Tasawwuf al-Haytami

Their great knowledge and utter renunciation of this world and of anything other than Allah testify to their innocence from these terrible accusations, therefore we preferred to dismiss such accusations, because their statements are true realities in the way they expressed them. Their way cannot be denied without knowing the meaning of their statements and the expressions they use, and then turning to apply the expression to the meaning and see if they match or not. We thank Allah that all of their deniers are ignorant in that kind of knowledge, as not one of them has mastered the sciences of unveilings (mukashafat), or even smelled them from a distance; nor has anyone of them sincerely followed any of the awliya, so that he could master their terminology.

If you object saying: I disagree that their expressions refer to a reality rather than being metaphorical phrases, therefore show me something clearer than the explanations that have been given?

I say: Rejecting that is stubborness. Let us assume that you disagree with what I have mentioned, but the correct way of stating the objection is to say: “This statement could be interpreted in several ways,” and proceed to explain them; not say: “If it meant this, then and if it meant that, then “3 and state from the start “This is kufr“! That is ignorance and going beyond the scope of nasiha or good advice that is being claimed by the critic.

Don’t you see that if Ibn al-Muqri’s real motivation were good advice, he would not have exaggerated by saying: “Whoever has a doubt in the disbelief of the group of Ibn al-`Arabi, he himself is a disbeliever”? So he extended his judgment that Ibn al-`Arabi’s followers were disbelievers, to everyone who had a doubt as to their disbelief. Look at this fanaticism that exceeds all bounds and departs from the consensus of the Imams, and goes so far as to accuse anyone who doubts their kufr. “Glorified are You, this is awful calumny!” (24:16) “When ye welcomed it with your tongues, and uttered with your mouths that whereof ye had no knowledge, ye counted it a trifle. In the sight of Allah, it is very great” (24:15).
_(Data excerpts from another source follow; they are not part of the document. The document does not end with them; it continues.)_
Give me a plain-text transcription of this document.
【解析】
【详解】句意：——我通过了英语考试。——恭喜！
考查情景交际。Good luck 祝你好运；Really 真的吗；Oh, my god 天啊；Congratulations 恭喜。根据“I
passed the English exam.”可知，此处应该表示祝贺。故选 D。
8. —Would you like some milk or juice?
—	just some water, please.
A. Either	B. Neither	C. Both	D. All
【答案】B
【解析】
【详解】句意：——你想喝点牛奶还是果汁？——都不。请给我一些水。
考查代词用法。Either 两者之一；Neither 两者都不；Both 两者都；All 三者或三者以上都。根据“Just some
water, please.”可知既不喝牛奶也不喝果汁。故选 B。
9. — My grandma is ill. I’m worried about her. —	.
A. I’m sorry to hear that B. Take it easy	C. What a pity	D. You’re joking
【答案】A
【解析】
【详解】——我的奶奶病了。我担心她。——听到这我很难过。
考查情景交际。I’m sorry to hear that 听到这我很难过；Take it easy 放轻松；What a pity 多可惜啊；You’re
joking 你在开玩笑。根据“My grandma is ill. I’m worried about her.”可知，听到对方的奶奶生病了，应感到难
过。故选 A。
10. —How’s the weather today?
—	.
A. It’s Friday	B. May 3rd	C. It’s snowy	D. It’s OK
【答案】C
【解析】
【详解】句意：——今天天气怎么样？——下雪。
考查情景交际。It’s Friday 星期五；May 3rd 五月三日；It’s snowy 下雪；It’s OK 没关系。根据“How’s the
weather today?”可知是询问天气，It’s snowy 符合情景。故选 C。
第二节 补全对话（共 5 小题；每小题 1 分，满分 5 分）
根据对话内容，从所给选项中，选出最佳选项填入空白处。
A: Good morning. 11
Notice also what his statement suggests that it is an obligation on the whole Nation to believe that Ibn `Arabi and his followers are disbelievers, otherwise they will all be declared disbelievers — and no one thinks likes this. As a matter of fact, it might well lead into something forbidden which he himself has stated clearly in his book al-Rawd when he said: “Whoever accuses a Muslim of being a disbeliever based on a sin committed by him, and without an attempt to interpret it favorably, he himself commits disbelief.” Yet here he is accusing an entire group of Muslims of disbelief. Moreover, no consideration should be paid to his interpretation, because he only gives the kind of interpretation that goes against those he is criticizing, for that is all that their words have impressed upon him.

As for those who did not think of of the words of Ibn `Arabi and the Sufis except as a pure light in front of them, and believed in their sainthood — then how can a Muslim attack them by accusing them of disbelief? No one would dare to do so unless he is accepting the possibility to be himself called a disbeliever. This judgment reflects a great deal of fanaticism, and an assault on most of the Muslims. We ask Allah, through His Mercy, to forgive the one who uttered it.